In my youth I was a fan of science fiction in general and Isaac Asimov’s books in particular.  One concept that intrigued me from his Foundation series was psychohistory, developed by the character Hari Seldon.  Through the use of psychohistory Seldon could determine when a society was about to go into cultural fugue and the best time to begin a new society in order to save civilization.  This line of thought actually had a basis in many post-World War II hypotheses to explain the mass psychosis that seemed to grip Nazi Germany and Imperial Japan.  The movie The White Ribbon explored such a proposition, seeming to posit that the foundation for the madness that was to follow had its roots much earlier in German society’s loss of compassion, empathy, and sympathy.  Perhaps the cataclysm that was to occur was largely inevitable given the conditions, which seemed too small and insignificant by themselves.

So in determining what will happen and where we will go we must first determine where we are.  Depending on what is being measured there are many qualitative and quantitative ways to determine our position relative to society, where we want to be, or any other relative measurement.  As I said in a post in looking at the predictive measurements of the 2012 election as project management, especially in the predictive methodology employed by Nate Silver, “we are all dealt a deck of cards by the universe regardless of what we undertake, whether an accident of birth, our socioeconomic position, family circumstance, or our role in a market, business or project enterprise.  The limitations on our actions—our free will—are dictated by the bounds provided by the deal.  How we play those cards within the free will provided will influence the outcome.  Sometimes the cards are stacked against us and sometimes for us.  I believe that in most cases the universe provides more than a little leeway that provides for cause and effect.  Each action during the play provides additional deterministic and probabilistic variables.  The implications for those who craft policy or make decisions in understanding these concepts are obvious.”

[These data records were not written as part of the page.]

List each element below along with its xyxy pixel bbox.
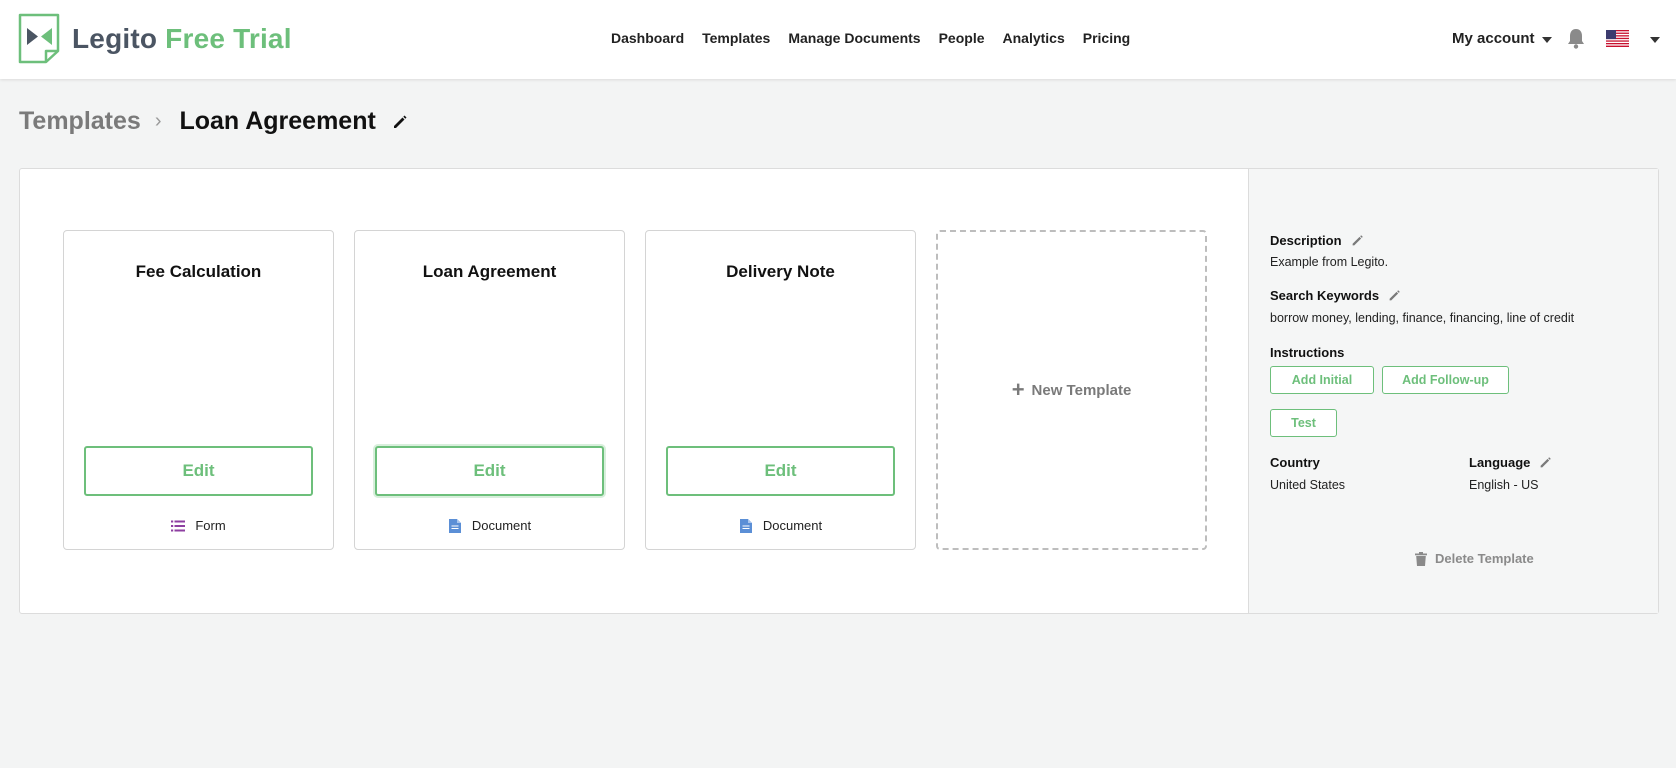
nav-analytics[interactable]: Analytics xyxy=(1003,30,1065,46)
nav-manage-documents[interactable]: Manage Documents xyxy=(788,30,920,46)
search-keywords-value: borrow money, lending, finance, financin… xyxy=(1270,311,1575,325)
form-list-icon xyxy=(171,520,186,531)
test-button[interactable]: Test xyxy=(1270,409,1337,437)
document-icon xyxy=(448,518,461,533)
description-value: Example from Legito. xyxy=(1270,255,1389,269)
main-nav: Dashboard Templates Manage Documents Peo… xyxy=(611,30,1130,46)
bell-icon[interactable] xyxy=(1566,27,1586,49)
template-details-sidebar: Description Example from Legito. Search … xyxy=(1248,169,1658,613)
instructions-label-text: Instructions xyxy=(1270,345,1345,360)
instructions-label: Instructions xyxy=(1270,345,1344,360)
template-cards: Fee Calculation Edit Form Loan Agreement… xyxy=(20,169,1248,613)
logo-text: Legito Free Trial xyxy=(72,22,292,54)
country-label-text: Country xyxy=(1270,455,1320,470)
add-initial-button[interactable]: Add Initial xyxy=(1270,366,1374,394)
card-title: Loan Agreement xyxy=(422,262,557,281)
language-chevron-down-icon[interactable] xyxy=(1650,37,1660,43)
us-flag-icon[interactable] xyxy=(1606,30,1629,47)
card-type: Form xyxy=(64,518,333,533)
edit-button[interactable]: Edit xyxy=(84,446,313,496)
nav-pricing[interactable]: Pricing xyxy=(1083,30,1130,46)
search-keywords-label-text: Search Keywords xyxy=(1270,288,1380,303)
edit-language-pencil-icon[interactable] xyxy=(1539,456,1552,469)
card-type-label: Document xyxy=(762,518,823,533)
breadcrumb-templates-link[interactable]: Templates xyxy=(19,107,141,136)
card-type-label: Document xyxy=(471,518,532,533)
add-follow-up-button[interactable]: Add Follow-up xyxy=(1382,366,1509,394)
delete-template-button[interactable]: Delete Template xyxy=(1415,551,1534,566)
logo-brand: Legito xyxy=(72,22,158,54)
my-account-dropdown[interactable]: My account xyxy=(1452,30,1552,47)
nav-people[interactable]: People xyxy=(939,30,985,46)
top-navbar: Legito Free Trial Dashboard Templates Ma… xyxy=(0,0,1676,79)
nav-templates[interactable]: Templates xyxy=(702,30,770,46)
country-label: Country xyxy=(1270,455,1320,470)
edit-keywords-pencil-icon[interactable] xyxy=(1388,289,1401,302)
logo-trial: Free Trial xyxy=(165,22,292,54)
card-type: Document xyxy=(646,518,915,533)
description-label: Description xyxy=(1270,233,1364,248)
new-template-label: New Template xyxy=(1031,381,1132,399)
chevron-right-icon: › xyxy=(154,110,162,132)
plus-icon: + xyxy=(1011,377,1025,402)
delete-template-label: Delete Template xyxy=(1435,551,1534,566)
logo[interactable]: Legito Free Trial xyxy=(18,13,292,64)
edit-description-pencil-icon[interactable] xyxy=(1351,234,1364,247)
card-type: Document xyxy=(355,518,624,533)
edit-button[interactable]: Edit xyxy=(666,446,895,496)
description-label-text: Description xyxy=(1270,233,1342,248)
edit-title-pencil-icon[interactable] xyxy=(392,114,408,130)
page-title: Loan Agreement xyxy=(179,107,376,135)
template-set-panel: Fee Calculation Edit Form Loan Agreement… xyxy=(19,168,1659,614)
language-value: English - US xyxy=(1469,478,1539,492)
template-card-fee-calculation: Fee Calculation Edit Form xyxy=(63,230,334,550)
legito-logo-icon xyxy=(18,13,60,64)
card-title: Fee Calculation xyxy=(135,262,262,281)
edit-button[interactable]: Edit xyxy=(375,446,604,496)
search-keywords-label: Search Keywords xyxy=(1270,288,1401,303)
nav-dashboard[interactable]: Dashboard xyxy=(611,30,684,46)
trash-icon xyxy=(1415,551,1427,566)
language-label-text: Language xyxy=(1469,455,1531,470)
new-template-card[interactable]: + New Template xyxy=(936,230,1207,550)
card-type-label: Form xyxy=(195,518,226,533)
chevron-down-icon xyxy=(1541,36,1552,43)
my-account-label: My account xyxy=(1452,30,1535,47)
document-icon xyxy=(739,518,752,533)
card-title: Delivery Note xyxy=(726,262,835,281)
breadcrumb: Templates › Loan Agreement xyxy=(19,107,408,136)
template-card-loan-agreement: Loan Agreement Edit Document xyxy=(354,230,625,550)
country-value: United States xyxy=(1270,478,1346,492)
language-label: Language xyxy=(1469,455,1552,470)
template-card-delivery-note: Delivery Note Edit Document xyxy=(645,230,916,550)
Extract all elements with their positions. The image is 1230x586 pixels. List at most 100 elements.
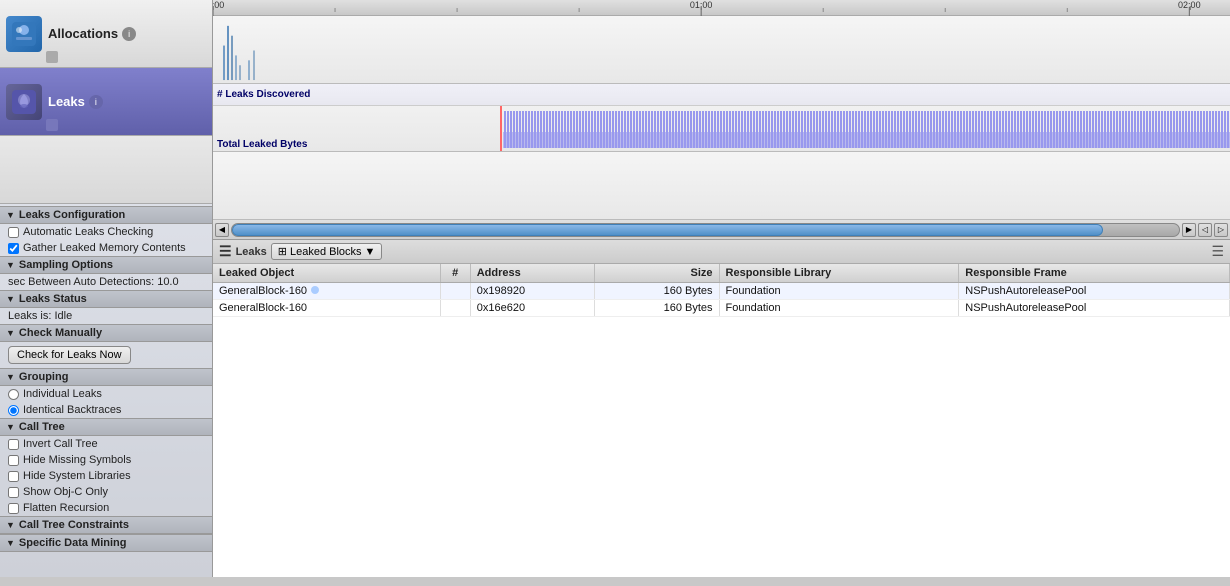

So how does this relate to project management since many of these examples–even the imaginary one–deal with larger systems with much less uncertainty and paucity of data?  Well, we do have sufficient data when we lengthen the timeframe and actually collect data.

Dr. David Christenson in looking at DoD programs determined that CPI at the 20% mark did not change significantly at completion.  Later this observation was further refined by looking at project performance after the disastrous Navy A12 contract had had its remedial effects on project management.  This conclusion provided both a confirmation of the validity of CPI and the EVM methods that undergird it, and the amount of influence that actions have in determining the ultimate success or failure of the project after the foundation has been laid.  Subsequent studies have strengthened the deterministic observation made by Dr. Christensen of project performance.

The models that I have used incorporate technical performance measures with EVM, cost, schedule, and risk in determining future project performance.  But the basis for the determination of future project performance is a measurement of the present condition at a point in time, usually tracked along a technical baseline. Thus, our assessment of future performance is based on where our present position is fixed and the identification of the range of probabilities that are most likely to result.  The probabilities keep us grounded in reality.  The results address both contingency and determinism in day-to-day analysis.  This argues for a broader set of measurements so that the window of influence in determining outcomes is maximized.

So are we masters of our own destiny?  Not entirely and not in the manner that the phrase suggests.  Our options are limited to our present position and circumstances.  Our outcomes are limited by probability.